Many descendants of the Border Romanichal still live locally. Further afield, Kirk Yetholm’s Andrew Blyth moved to America in 1801. Among his direct descendants is William Jefferson Blythe III, better known to you and I as Bill Clinton, the 42nd president of the United States (Clinton being his step-father’s surname). And who better to embody the wandering, adventurous spirit of the Border Romanichal than one of their own number, Hawick’s Sir Chay Blyth – the first person in history to successfully sail the world westwards.

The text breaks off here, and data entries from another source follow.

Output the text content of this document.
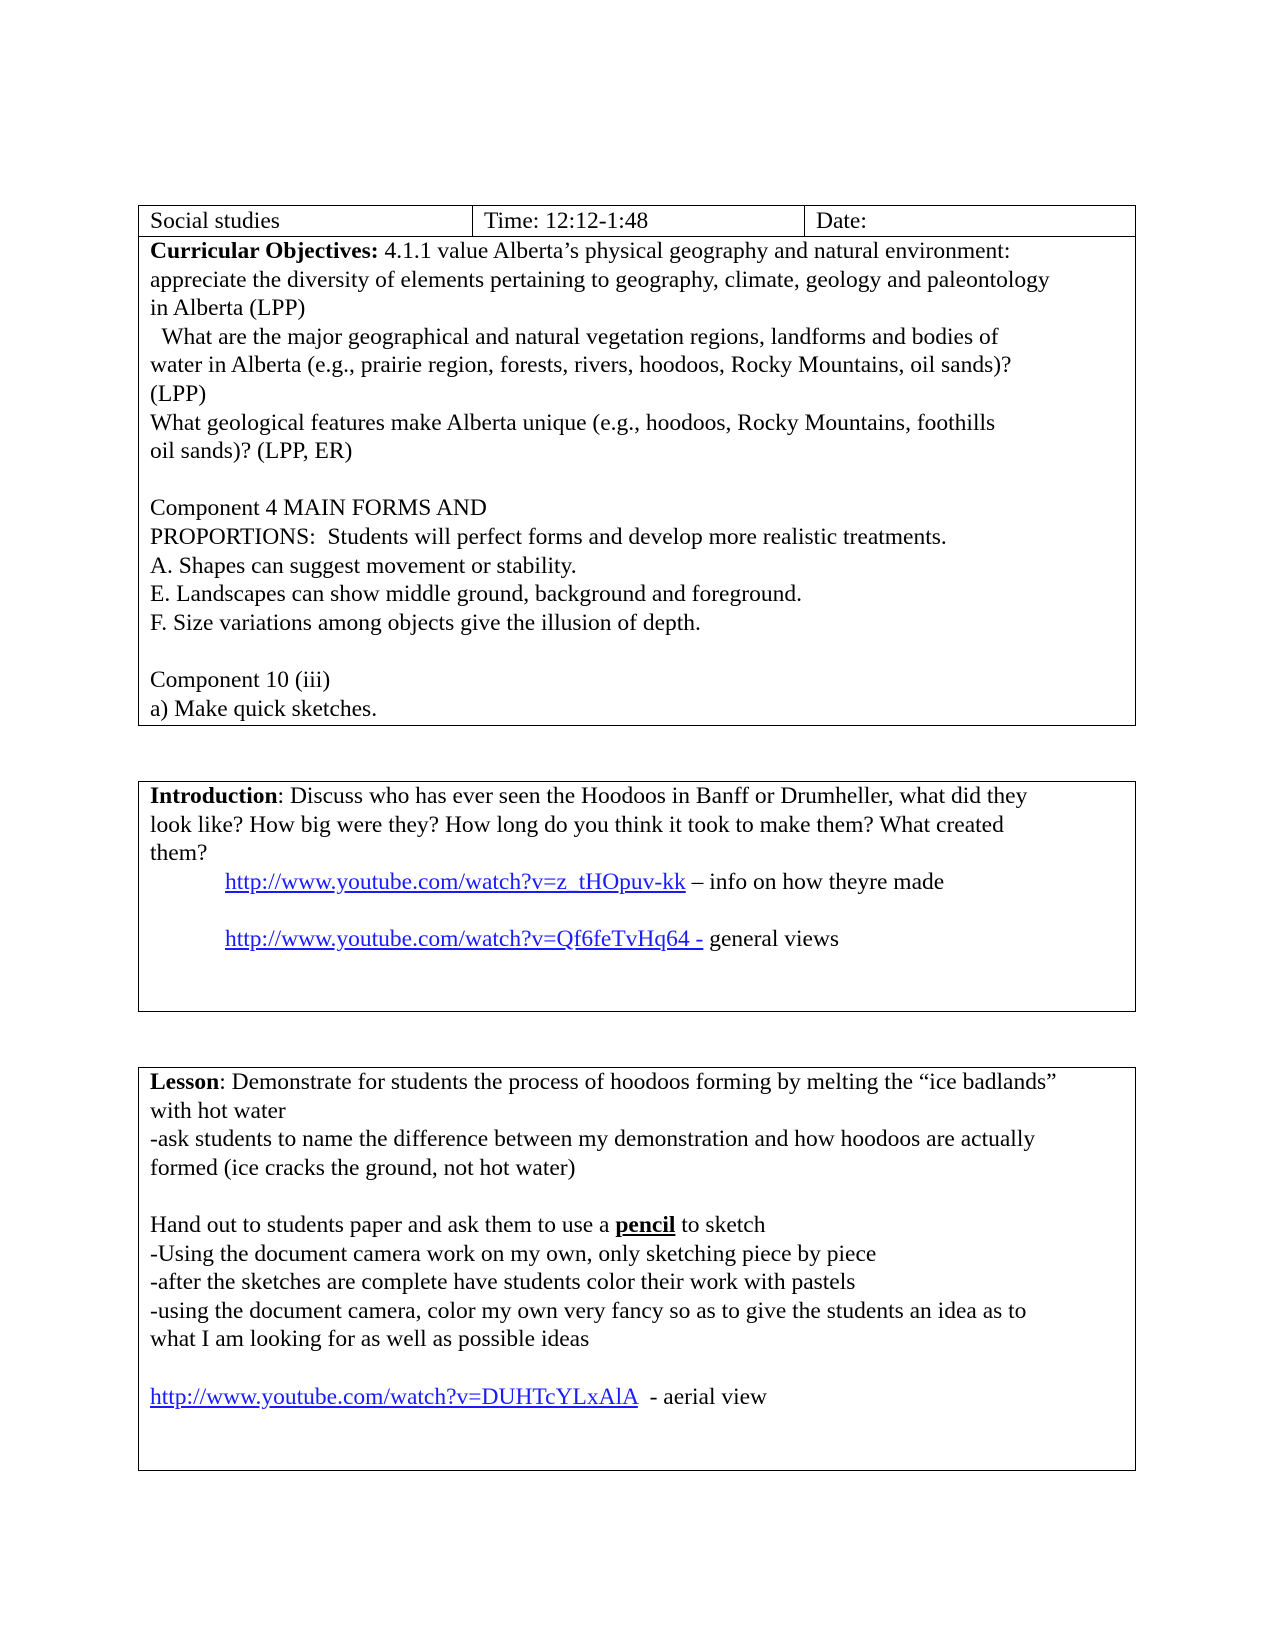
Social studies	Time: 12:12-1:48	Date:
Curricular Objectives: 4.1.1 value Alberta’s physical geography and natural environment:
appreciate the diversity of elements pertaining to geography, climate, geology and paleontology
in Alberta (LPP)
What are the major geographical and natural vegetation regions, landforms and bodies of
water in Alberta (e.g., prairie region, forests, rivers, hoodoos, Rocky Mountains, oil sands)?
(LPP)
What geological features make Alberta unique (e.g., hoodoos, Rocky Mountains, foothills
oil sands)? (LPP, ER)
Component 4 MAIN FORMS AND
PROPORTIONS:  Students will perfect forms and develop more realistic treatments.
A. Shapes can suggest movement or stability.
E. Landscapes can show middle ground, background and foreground.
F. Size variations among objects give the illusion of depth.
Component 10 (iii)
a) Make quick sketches.
Introduction: Discuss who has ever seen the Hoodoos in Banff or Drumheller, what did they
look like? How big were they? How long do you think it took to make them? What created
them?
http://www.youtube.com/watch?v=z_tHOpuv-kk – info on how theyre made
http://www.youtube.com/watch?v=Qf6feTvHq64 - general views
Lesson: Demonstrate for students the process of hoodoos forming by melting the “ice badlands”
with hot water
-ask students to name the difference between my demonstration and how hoodoos are actually
formed (ice cracks the ground, not hot water)
Hand out to students paper and ask them to use a pencil to sketch
-Using the document camera work on my own, only sketching piece by piece
-after the sketches are complete have students color their work with pastels
-using the document camera, color my own very fancy so as to give the students an idea as to
what I am looking for as well as possible ideas
http://www.youtube.com/watch?v=DUHTcYLxAlA  - aerial view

Teddy and Ethel with their travelling stall [McGurk family]
Ethel and Teddy, pictured with Pheasant Boswell ahint their travelling caravan[McGurk family]
Bibliography
The History, Traditions, Myths and Legends of the Roma Gypsy, Cathay Birch [online]
Gypsy, Roma and Traveller History Month (2022), Steven Robb [online]
A Hawick Word Book (2024 ed.), Professor Douglas Scott [online]
A Sketch of the History of Hawick (1825), Robert Wilson
Hawick Archaeological Society Transactions (1907, 1916, 1919, 1977), John A. Fairley, George Watson, A.V. Tokely
The Kirk Yetholm Gypsies (2004), A.V. Tokely
A Dictionary of the Languages of Scottish Travellers (2013), Pauline Cairns Speitel
Alastair M. Redpath is a proud care-experienced father of two, historian, journalist, and published author from the town of Hawick in the Scottish Borders. In addition to founding Project Hawick and its spin-off groups Project Glasgow, Project Dunfermline and Project Barrmill, Ali is currently vice-president of Hawick Archaeological Society. In recent times he has been busy researching the history of the Scottish Border Romanichal Travellers.
Post-pandemic, Ali discovered two twigs from the same branch of his family tree with Romani blossoming. A great-uncle, Teddy McGurk, left home aged 13 to join a travelling show troupe. He married Dora Boswell, a fortune-teller of true Romani ethnicity, while her parents Joshua and Pheasant Boswell were show-people whose ancestry can be traced back to Hertfordshire in the early 1600s. Descendants of Teddy have settled in Shettleston, Glasgow.
A great-auntie, Isabella Entwistle (Teddy 's half-sister), was the product of a fling between a “Romany Gypsy” who worked as a postie in Hawick and around the Borders, and Ali's great-granny Sophia Entwistle. The mystery man used the alias Louis Jackson, was born in Latvia in the 1880s, and was of Eastern European Roma origins.